President Obama insisted Thursday he's the "champion in chief" for immigration reform, refuting Hispanic critics who've dubbed him the "deporter in chief."
Obama several times was pressed to defend his immigration record -- which includes deporting an unprecedented number of immigrants -- at a town hall meeting aimed at pitching his health care plan to Latinos.
Obama insisted he has championed an immigration overhaul that he's "constrained" by Congress's refusal to pass a sweeping immigration overhaul and must carry out legal deportations.
"I can not ignore those laws," he said. He said he's used executive action to prevent some deportations, including for college students brought here by their parents and suggested he could do no more unilateraly.

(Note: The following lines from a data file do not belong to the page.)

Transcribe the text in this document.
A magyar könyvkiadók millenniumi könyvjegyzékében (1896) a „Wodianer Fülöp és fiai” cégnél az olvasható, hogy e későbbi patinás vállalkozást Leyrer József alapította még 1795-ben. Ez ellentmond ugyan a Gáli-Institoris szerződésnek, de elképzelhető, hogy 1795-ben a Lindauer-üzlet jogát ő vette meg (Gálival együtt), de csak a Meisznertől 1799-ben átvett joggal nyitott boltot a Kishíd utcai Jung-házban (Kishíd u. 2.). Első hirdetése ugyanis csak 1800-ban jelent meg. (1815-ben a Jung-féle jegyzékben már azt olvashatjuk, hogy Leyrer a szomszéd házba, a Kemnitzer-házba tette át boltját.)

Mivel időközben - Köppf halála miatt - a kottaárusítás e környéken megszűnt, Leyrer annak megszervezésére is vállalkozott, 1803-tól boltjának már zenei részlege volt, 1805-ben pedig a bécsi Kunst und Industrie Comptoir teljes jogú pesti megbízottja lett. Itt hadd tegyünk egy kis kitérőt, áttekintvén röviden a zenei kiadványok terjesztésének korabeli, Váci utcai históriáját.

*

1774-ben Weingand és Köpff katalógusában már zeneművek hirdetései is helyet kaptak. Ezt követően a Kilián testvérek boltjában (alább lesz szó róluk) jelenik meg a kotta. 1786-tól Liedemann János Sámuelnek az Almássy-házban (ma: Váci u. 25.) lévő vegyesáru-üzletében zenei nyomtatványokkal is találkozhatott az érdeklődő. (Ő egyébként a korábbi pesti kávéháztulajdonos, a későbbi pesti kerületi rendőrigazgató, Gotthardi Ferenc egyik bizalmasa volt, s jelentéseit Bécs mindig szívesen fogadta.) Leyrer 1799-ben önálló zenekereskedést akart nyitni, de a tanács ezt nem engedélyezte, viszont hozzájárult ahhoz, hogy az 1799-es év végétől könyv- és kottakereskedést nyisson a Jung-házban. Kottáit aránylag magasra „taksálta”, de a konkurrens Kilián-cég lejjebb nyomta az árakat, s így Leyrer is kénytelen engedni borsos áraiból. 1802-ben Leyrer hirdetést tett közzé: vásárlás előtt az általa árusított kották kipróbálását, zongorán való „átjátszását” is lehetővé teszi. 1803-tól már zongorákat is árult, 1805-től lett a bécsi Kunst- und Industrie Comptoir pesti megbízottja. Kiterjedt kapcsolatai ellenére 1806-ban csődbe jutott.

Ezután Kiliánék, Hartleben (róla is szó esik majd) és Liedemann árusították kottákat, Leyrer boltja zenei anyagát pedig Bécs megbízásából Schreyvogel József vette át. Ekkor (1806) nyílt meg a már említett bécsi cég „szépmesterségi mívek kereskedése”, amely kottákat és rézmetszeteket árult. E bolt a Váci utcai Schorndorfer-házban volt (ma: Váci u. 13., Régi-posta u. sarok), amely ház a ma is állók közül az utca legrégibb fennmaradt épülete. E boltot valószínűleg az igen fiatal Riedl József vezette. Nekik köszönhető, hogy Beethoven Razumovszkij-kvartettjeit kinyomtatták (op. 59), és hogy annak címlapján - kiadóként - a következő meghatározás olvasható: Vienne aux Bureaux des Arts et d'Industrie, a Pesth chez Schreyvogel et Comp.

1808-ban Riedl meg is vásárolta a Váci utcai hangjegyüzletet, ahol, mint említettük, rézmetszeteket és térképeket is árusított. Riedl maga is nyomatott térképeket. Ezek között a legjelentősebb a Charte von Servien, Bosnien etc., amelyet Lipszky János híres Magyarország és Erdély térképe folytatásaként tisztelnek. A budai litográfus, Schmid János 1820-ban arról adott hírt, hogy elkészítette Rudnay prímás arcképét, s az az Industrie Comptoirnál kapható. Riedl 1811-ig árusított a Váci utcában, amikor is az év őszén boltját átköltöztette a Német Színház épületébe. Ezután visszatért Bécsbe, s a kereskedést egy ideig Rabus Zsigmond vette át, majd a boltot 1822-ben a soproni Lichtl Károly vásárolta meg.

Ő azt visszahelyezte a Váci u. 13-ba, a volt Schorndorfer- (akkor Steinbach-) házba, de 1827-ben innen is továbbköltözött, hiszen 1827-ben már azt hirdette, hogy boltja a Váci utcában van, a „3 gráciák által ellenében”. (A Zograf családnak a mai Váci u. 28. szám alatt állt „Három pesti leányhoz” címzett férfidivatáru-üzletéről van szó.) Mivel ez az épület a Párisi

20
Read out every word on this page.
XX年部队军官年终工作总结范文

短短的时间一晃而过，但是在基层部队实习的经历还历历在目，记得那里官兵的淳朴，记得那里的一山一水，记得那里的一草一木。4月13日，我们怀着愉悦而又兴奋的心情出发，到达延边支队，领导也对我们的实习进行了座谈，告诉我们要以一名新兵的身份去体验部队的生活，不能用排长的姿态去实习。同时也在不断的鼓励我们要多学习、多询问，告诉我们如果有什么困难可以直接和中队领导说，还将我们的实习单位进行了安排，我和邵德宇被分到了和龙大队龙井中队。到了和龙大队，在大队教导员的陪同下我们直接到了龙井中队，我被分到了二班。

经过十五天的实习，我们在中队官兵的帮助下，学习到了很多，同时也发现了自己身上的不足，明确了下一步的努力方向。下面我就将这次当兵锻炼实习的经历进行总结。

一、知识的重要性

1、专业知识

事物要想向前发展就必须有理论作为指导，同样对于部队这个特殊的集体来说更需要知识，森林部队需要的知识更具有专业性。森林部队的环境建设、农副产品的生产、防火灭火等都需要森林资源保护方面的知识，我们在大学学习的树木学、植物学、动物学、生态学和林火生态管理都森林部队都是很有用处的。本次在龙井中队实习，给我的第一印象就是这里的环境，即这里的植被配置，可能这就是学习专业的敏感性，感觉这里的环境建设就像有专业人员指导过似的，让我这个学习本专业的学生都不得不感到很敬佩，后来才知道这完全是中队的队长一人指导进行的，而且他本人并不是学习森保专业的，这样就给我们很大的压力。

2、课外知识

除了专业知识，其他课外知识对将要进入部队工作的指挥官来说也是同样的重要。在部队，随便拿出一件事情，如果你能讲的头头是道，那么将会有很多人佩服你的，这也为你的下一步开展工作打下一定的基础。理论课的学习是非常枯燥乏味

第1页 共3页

"That already stretched my administrative capacity," he said.
He was asked whether his credibility has taken a hit from the pace of deportations and pointed to his track record of support for the Dream Act students.
"I think the community understands I've got their back and I'm fighting for them," he said.
But immigration groups took issue with his remarks, saying he's not done enough to reduce deportations.
"As long as the president's Secure Communities deportation policy resembles Arizona's SB1070 more than California's TRUST ACT, he has no business claiming to be a champion of anything other than the misery that his policies have propagated," said Pablo Alvarado, executive director of the National Day Laborer Organizing Network.